Nesta nova etapa da vida, de volta a Porto Rico, o meu coração estava mobilizado e ativamente inquieto, procurando como e onde responder ao que tinha "visto e ouvido". Assim, abri a minha vida a várias experiências curtas de voluntariado: El Salvador (1999), Haiti (2001), Amazónia (2003), Nicarágua (2006) e novamente Amazónia (2015). Também a várias experiências de missão no meu país ao longo dos anos: na prisão, vivendo em favelas com as Irmãs do Sagrado Coração, no grupo de canto da paróquia, como ministro da Eucaristia e oferecendo aulas de alfabetização.  

Descobrir uma vocação missionário

E em todas estas experiências tive a pergunta e o discernimento "cravados" profundamente no meu coração e na minha oração, onde me queres Senhor? E como todas as vocações, esta foi amadurecendo pouco a pouco. Deus é fiel! Vejo como este longo processo foi também necessário para discernir e preparar o meu coração para assumir hoje, com alegria e liberdade, esta vocação, saindo da minha zona de conforto, deixando a segurança que me deu o meu emprego no Colégio San Ignacio de Loyola em Porto Rico, na área pastoral durante 6 anos.

Finalmente, o Senhor mostrou o caminho - o rio e eu chegámos à Amazónia em 2016. Nos 9 anos em que estou na Amazónia como missionário leigo, descubro que estar aqui é um privilégio.
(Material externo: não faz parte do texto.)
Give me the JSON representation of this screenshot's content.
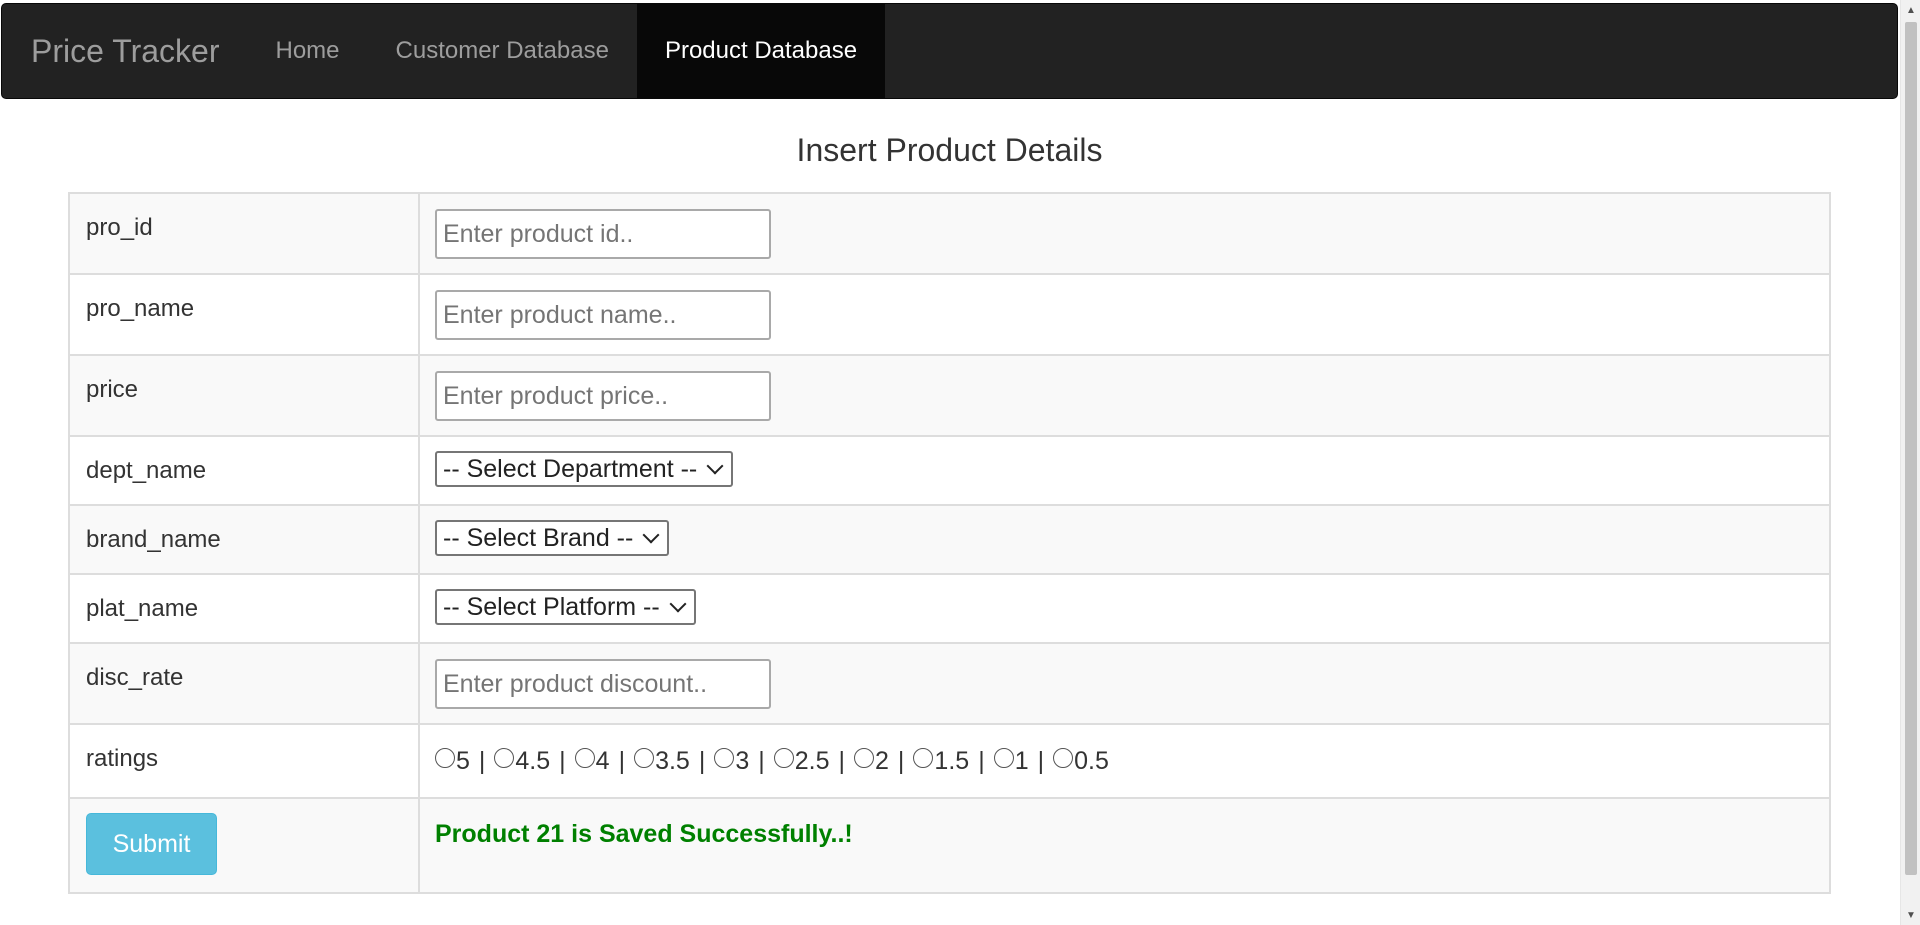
{
  "navbar": {
    "brand": "Price Tracker",
    "links": [
      {
        "label": "Home",
        "active": false
      },
      {
        "label": "Customer Database",
        "active": false
      },
      {
        "label": "Product Database",
        "active": true
      }
    ]
  },
  "form": {
    "title": "Insert Product Details",
    "fields": {
      "pro_id": {
        "label": "pro_id",
        "placeholder": "Enter product id..",
        "value": ""
      },
      "pro_name": {
        "label": "pro_name",
        "placeholder": "Enter product name..",
        "value": ""
      },
      "price": {
        "label": "price",
        "placeholder": "Enter product price..",
        "value": ""
      },
      "dept_name": {
        "label": "dept_name",
        "selected": "-- Select Department --"
      },
      "brand_name": {
        "label": "brand_name",
        "selected": "-- Select Brand --"
      },
      "plat_name": {
        "label": "plat_name",
        "selected": "-- Select Platform --"
      },
      "disc_rate": {
        "label": "disc_rate",
        "placeholder": "Enter product discount..",
        "value": ""
      },
      "ratings": {
        "label": "ratings",
        "options": [
          "5",
          "4.5",
          "4",
          "3.5",
          "3",
          "2.5",
          "2",
          "1.5",
          "1",
          "0.5"
        ],
        "separator": "|",
        "selected": null
      }
    },
    "submit_label": "Submit",
    "status_message": "Product 21 is Saved Successfully..!"
  },
  "colors": {
    "navbar_bg": "#222222",
    "nav_active_bg": "#080808",
    "submit_bg": "#5bc0de",
    "success_text": "#008000"
  }
}
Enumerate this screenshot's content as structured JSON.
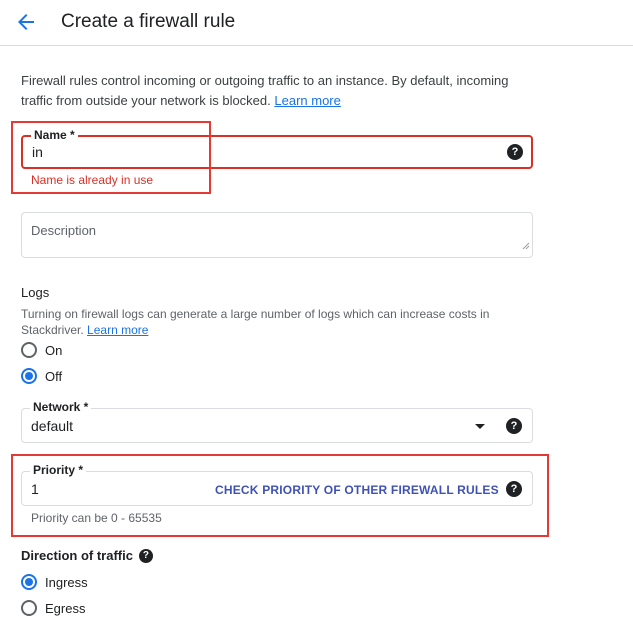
{
  "header": {
    "back_icon": "arrow-back-icon",
    "title": "Create a firewall rule"
  },
  "intro": {
    "text": "Firewall rules control incoming or outgoing traffic to an instance. By default, incoming traffic from outside your network is blocked.",
    "learn_more": "Learn more"
  },
  "name_field": {
    "label": "Name *",
    "value": "in",
    "error": "Name is already in use"
  },
  "description_field": {
    "placeholder": "Description"
  },
  "logs": {
    "title": "Logs",
    "description": "Turning on firewall logs can generate a large number of logs which can increase costs in Stackdriver.",
    "learn_more": "Learn more",
    "options": [
      {
        "label": "On",
        "checked": false
      },
      {
        "label": "Off",
        "checked": true
      }
    ]
  },
  "network_field": {
    "label": "Network *",
    "value": "default"
  },
  "priority_field": {
    "label": "Priority *",
    "value": "1",
    "action": "CHECK PRIORITY OF OTHER FIREWALL RULES",
    "hint": "Priority can be 0 - 65535"
  },
  "direction": {
    "title": "Direction of traffic",
    "options": [
      {
        "label": "Ingress",
        "checked": true
      },
      {
        "label": "Egress",
        "checked": false
      }
    ]
  },
  "help_glyph": "?",
  "colors": {
    "accent": "#1a73e8",
    "error": "#d93025",
    "highlight_box": "#e53935"
  }
}
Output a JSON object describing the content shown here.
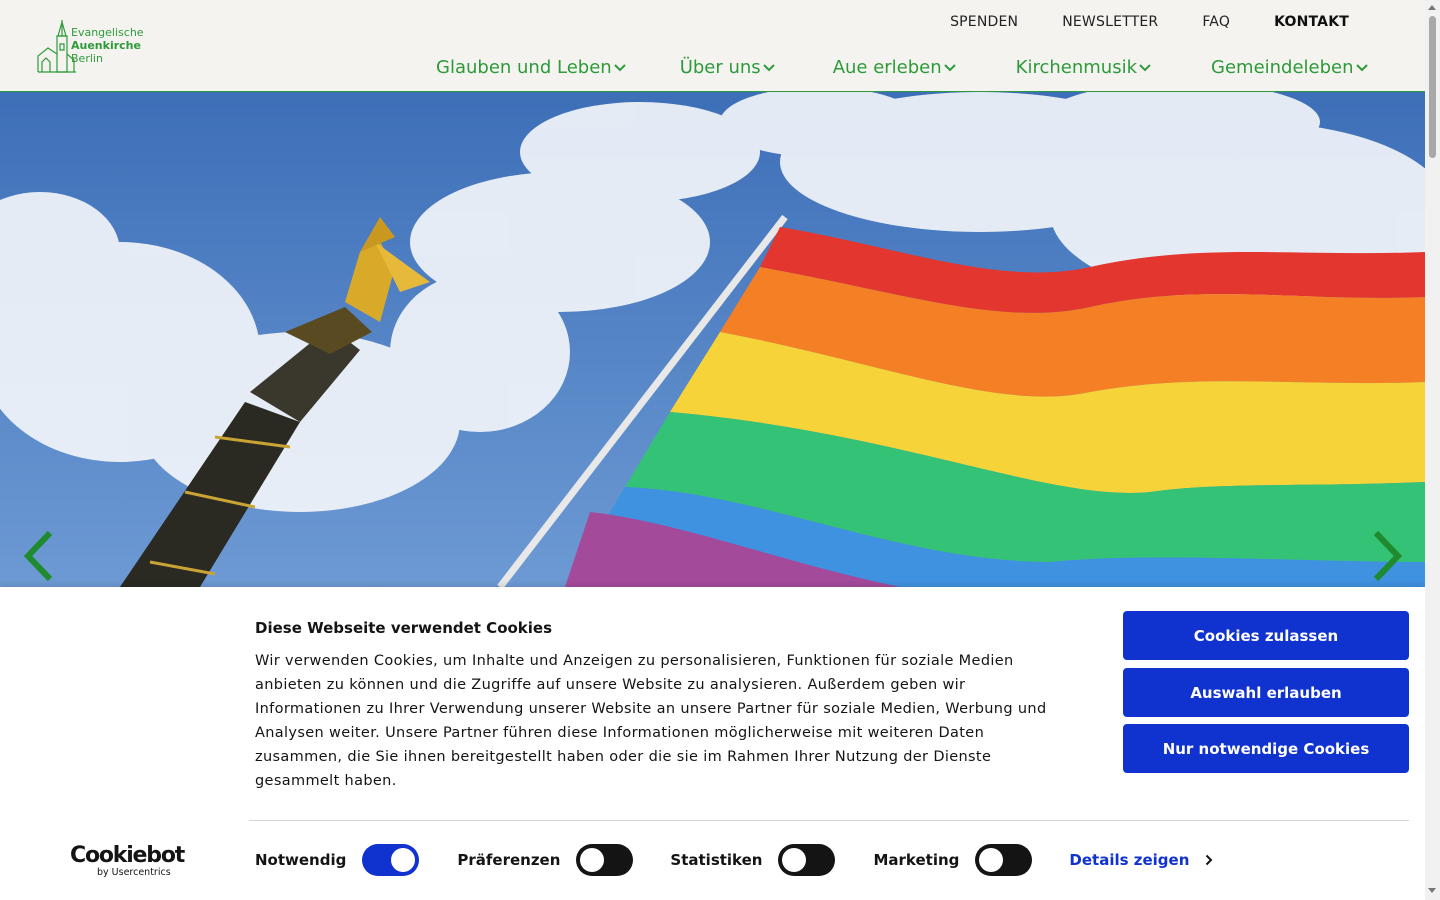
{
  "logo": {
    "line1": "Evangelische",
    "line2": "Auenkirche",
    "line3": "Berlin"
  },
  "topnav": {
    "items": [
      "SPENDEN",
      "NEWSLETTER",
      "FAQ",
      "KONTAKT"
    ]
  },
  "mainnav": {
    "items": [
      "Glauben und Leben",
      "Über uns",
      "Aue erleben",
      "Kirchenmusik",
      "Gemeindeleben"
    ]
  },
  "hero": {
    "icons": [
      "chevron-left-icon",
      "chevron-right-icon"
    ]
  },
  "cookie": {
    "title": "Diese Webseite verwendet Cookies",
    "body": "Wir verwenden Cookies, um Inhalte und Anzeigen zu personalisieren, Funktionen für soziale Medien anbieten zu können und die Zugriffe auf unsere Website zu analysieren. Außerdem geben wir Informationen zu Ihrer Verwendung unserer Website an unsere Partner für soziale Medien, Werbung und Analysen weiter. Unsere Partner führen diese Informationen möglicherweise mit weiteren Daten zusammen, die Sie ihnen bereitgestellt haben oder die sie im Rahmen Ihrer Nutzung der Dienste gesammelt haben.",
    "buttons": {
      "allow_all": "Cookies zulassen",
      "allow_selection": "Auswahl erlauben",
      "necessary_only": "Nur notwendige Cookies"
    },
    "brand_main": "Cookiebot",
    "brand_sub": "by Usercentrics",
    "toggles": [
      {
        "label": "Notwendig",
        "on": true
      },
      {
        "label": "Präferenzen",
        "on": false
      },
      {
        "label": "Statistiken",
        "on": false
      },
      {
        "label": "Marketing",
        "on": false
      }
    ],
    "details_label": "Details zeigen"
  },
  "colors": {
    "brand_green": "#2e9a3a",
    "cookie_blue": "#1032cf",
    "header_bg": "#f4f3f0"
  }
}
É um privilégio poder juntar esta diversidade de povos e culturas, diferentes formas de sentir, pensar, organizar e viver, ter a incerteza como a maior certeza e estar na Equipa Itinerante enfrentando os desafios e soluções dos povos com quem caminhamos e navegando com a intuição fundadora da Equipa: "Andar pela Amazónia e ouvir o que as pessoas dizem; participar na vida quotidiana das pessoas; observar e registar tudo cuidadosamente; sem se preocupar com os resultados e confiar que o Espírito mostrará o caminho. Coragem, começa por onde puderes!. Claudio Perani SJ (fundador da Equipa Itinerante em 1998).

Impacto pessoal

Percorrendo os rios e as florestas da Amazónia, através das suas fronteiras politicamente impostas, vi uma "radiografia" deste pulmão que adoece diariamente devido à seca extrema, aos incêndios, à exploração madeireira, ao agronegócio e aos pesticidas, aos grandes projectos portuários, rodoviários, hidroeléctricos, mineiros e petrolíferos, garimpo e o tráfico de droga, etc. Quem manda é "don dinero". O que interessa é o lucro e o benefício de alguns, sem se preocuparem com a vida dos pobres, dos povos indígenas ou dos outros seres que habitam a Amazónia... 

Estes anos de missão ajudaram-me muito a crescer: a encontrar e a enfrentar os meus próprios limites e contradições, fragilidades e vulnerabilidades, medos e feridas que tenho de trabalhar; a viver a missão a partir de uma eficácia diferente, "eficácia da presença gratuita"; a cultivar uma espiritualidade em aberto que confia que Deus está à nossa espera em cada curva do rio e nos diferentes outros; a rezar a minha própria história e a curá-la. É viver na (in)segurança do Evangelho, na itinerância geográfica e interior (que é a mais difícil); com menos segurança material, mas com maior segurança interior e alegria, cheia de sentido e de gratidão a Deus e aos pobres por me terem ajudado a encontrar o meu caminho. 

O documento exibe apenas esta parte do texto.